We’ve been here before over the last half-century – dealing with the same party division – and the party has eventually rallied each time. When the party rallies and gets the vote out nation-wide, it does so around more-conservative as opposed to less-conservative candidates.
But the stakes haven’t been this high for the future of republican government, and the condition of the national union in general, since 1860. There is reason to be concerned that the GOP may not find a way, in the next several years, to rally around a unifying leadership or set of priorities. For too many conservative, limited-government Republicans, it has begun to look like insanity, to keep voting for party-backed GOP candidates and hoping for a different result.
That doesn’t mean anyone is surging to the fore with an identifiable plan for forming another party or establishing unchallenged dominance with a “coup” in the GOP. The GOP itself wasn’t born overnight – and the tugs of inertia, convention, and familiarity are very strong.
But there is an urgency I haven’t seen before to the push among limited-government voters for a correction of our national course. Meanwhile, the knee-jerk antagonism toward those voters from party “moderates” is the most vituperative I have ever seen it.

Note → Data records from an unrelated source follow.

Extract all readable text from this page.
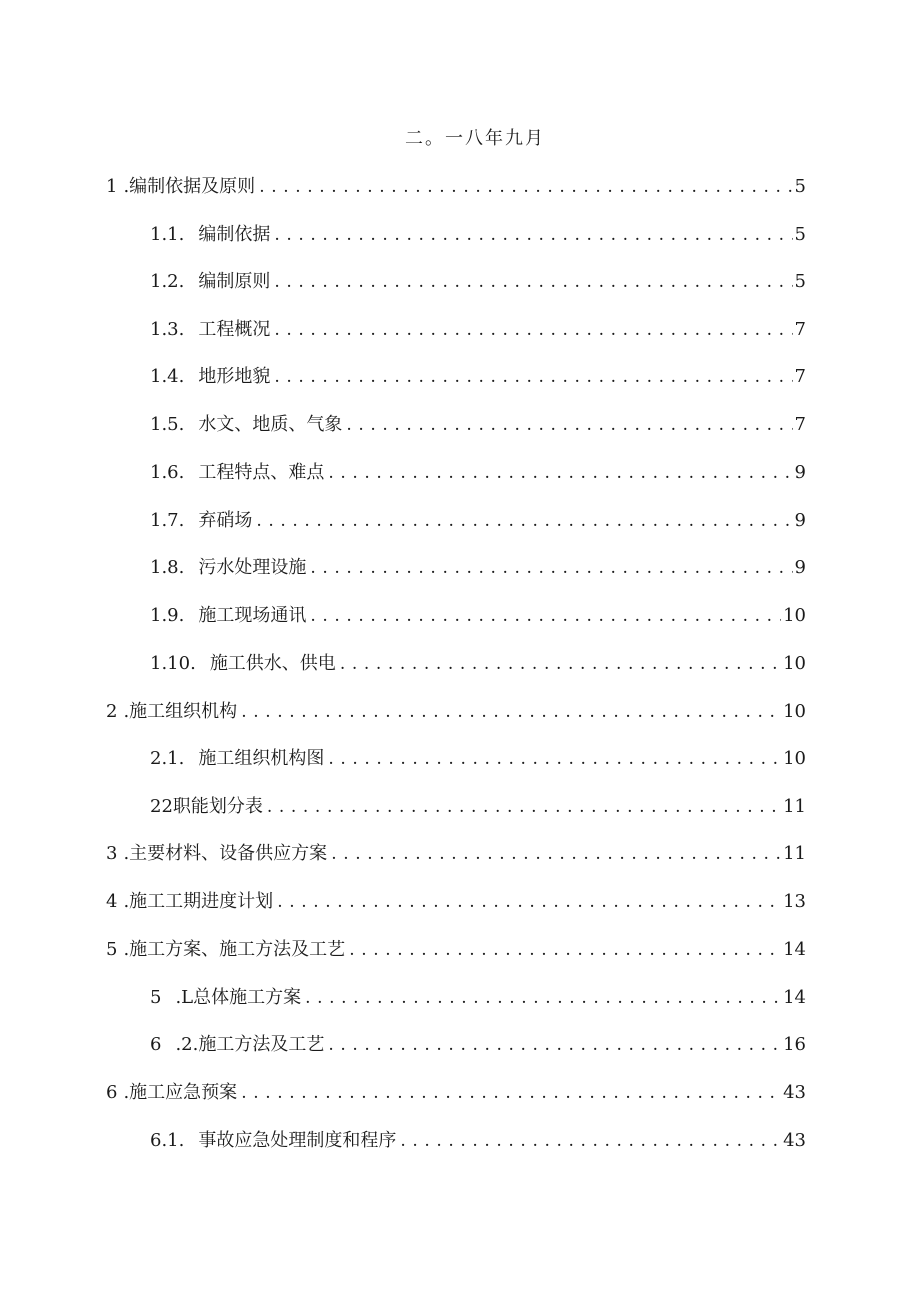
二。一八年九月
1 .编制依据及原则 . . .	5
1.1. 编制依据 . . .	5
1.2. 编制原则 . . .	5
1.3. 工程概况 . . .	7
1.4. 地形地貌 . . .	7
1.5. 水文、地质、气象 . . .	7
1.6. 工程特点、难点 . . .	9
1.7. 弃硝场 . . .	9
1.8. 污水处理设施 . . .	9
1.9. 施工现场通讯 . . .	10
1.10. 施工供水、供电 . . .	10
2 .施工组织机构 . . .	10
2.1. 施工组织机构图 . . .	10
22职能划分表 . . .	11
3 .主要材料、设备供应方案 . . .	11
4 .施工工期进度计划 . . .	13
5 .施工方案、施工方法及工艺 . . .	14
5 .L总体施工方案 . . .	14
6 .2.施工方法及工艺 . . .	16
6 .施工应急预案 . . .	43
6.1. 事故应急处理制度和程序 . . .	43
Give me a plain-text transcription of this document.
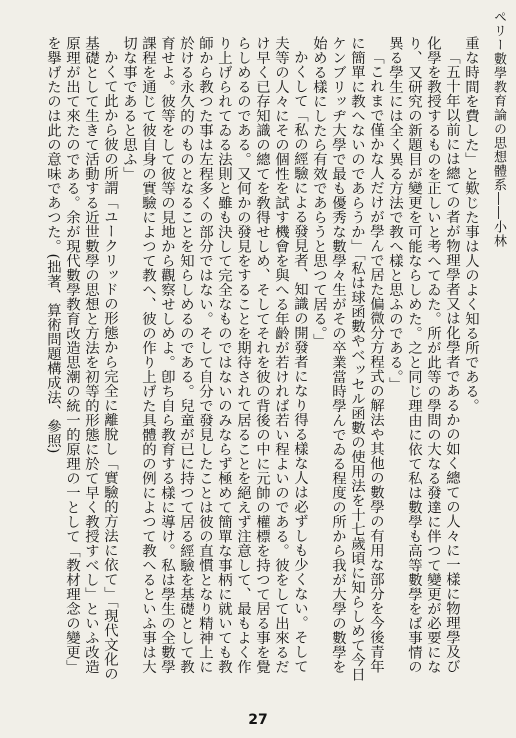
ペリー數學教育論の思想體系――小林

重な時間を費した」と歎じた事は人のよく知る所である。

「五十年以前には總ての者が物理學者又は化學者であるかの如く總ての人々に一樣に物理學及び化學を教授するものを正しいと考へてゐた。所が此等の學問の大なる發達に伴つて變更が必要になり、又研究の新題目が變更を可能ならしめた。之と同じ理由に依て私は數學も高等數學をば事情の異る學生には全く異る方法で教へ樣と思ふのである。」

「これまで僅かな人だけが學んで居た偏微分方程式の解法や其他の數學の有用な部分を今後青年に簡單に教へないのであらうか」「私は球函數やベッセル函數の使用法を十七歲頃に知らしめて今日ケンブリッヂ大學で最も優秀な數學々生がその卒業當時學んでゐる程度の所から我が大學の數學を始める樣にしたら有效であらうと思つて居る。」

かくして「私の經驗による發見者、知識の開發者になり得る樣な人は必ずしも少くない。そして夫等の人々にその個性を試す機會を與へる年齡が若ければ若い程よいのである。彼をして出來るだけ早く已存知識の總てを敎得せしめ、そしてそれを彼の背後の中に元帥の權標を持つて居る事を覺らしめるのである。又何かの發見をすることを期待されて居ることを絕えず注意して、最もよく作り上げられてゐる法則と雖も決して完全なものではないのみならず極めて簡單な事柄に就いても教師から教つた事は左程多くの部分ではない。そして自分で發見したことは彼の直慣となり精神上に於ける永久的のものとなることを知らしめるのである。兒童が已に持つて居る經驗を基礎として教育せよ。彼等をして彼等の見地から觀察せしめよ。卽ち自ら教育する樣に導け。私は學生の全數學課程を通じて彼自身の實驗によつて教へ、彼の作り上げた具體的の例によつて教へるといふ事は大切な事であると思ふ」

かくて此から彼の所謂「ユークリッドの形態から完全に離脫し「實驗的方法に依て」「現代文化の基礎として生きて活動する近世數學の思想と方法を初等的形態に於て早く教授すべし」といふ改造原理が出て來たのである。余が現代數學教育改造思潮の統一的原理の一として「教材理念の變更」を擧げたのは此の意味であつた。(拙著、算術問題構成法、參照)

27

From multiple perspectives, we are at a hinge-point of history today. To assume away the options that seem unlikely would be to misread conditions and possibilities as profoundly as some of our forebears did in the decades before the two world wars. The world may not be safe anymore for parties of “splittable differences” – four-plus years of Obama have transformed the global political landscape in that regard – and whether they have a plan for doing something about it or not, it’s very possible that poll respondents see that reality more clearly than the average pundit does.
There’s something big going on, something different from anything most of us can remember. People aren’t lined up behind Charles Krauthammer agreeing that Ted Cruz did a stupid thing; a lot of very vocal people think Cruz did a smart thing. A whole lot of people aren’t sure if he did something stupid or smart. But they are sure there’s something big going on.
That certainty will outlast the resolution of the current crisis. The Democrats are, willy-nilly, the party of the last century’s big-government status quo. It’s the future of the GOP that depends on whether it can articulate and channel the voters’ growing anxiety about the “something big” that stalks us – or whether it dismisses the task in favor of splitting differences that hardly seem to matter anymore. If it chooses the latter course, its days as a major party are numbered.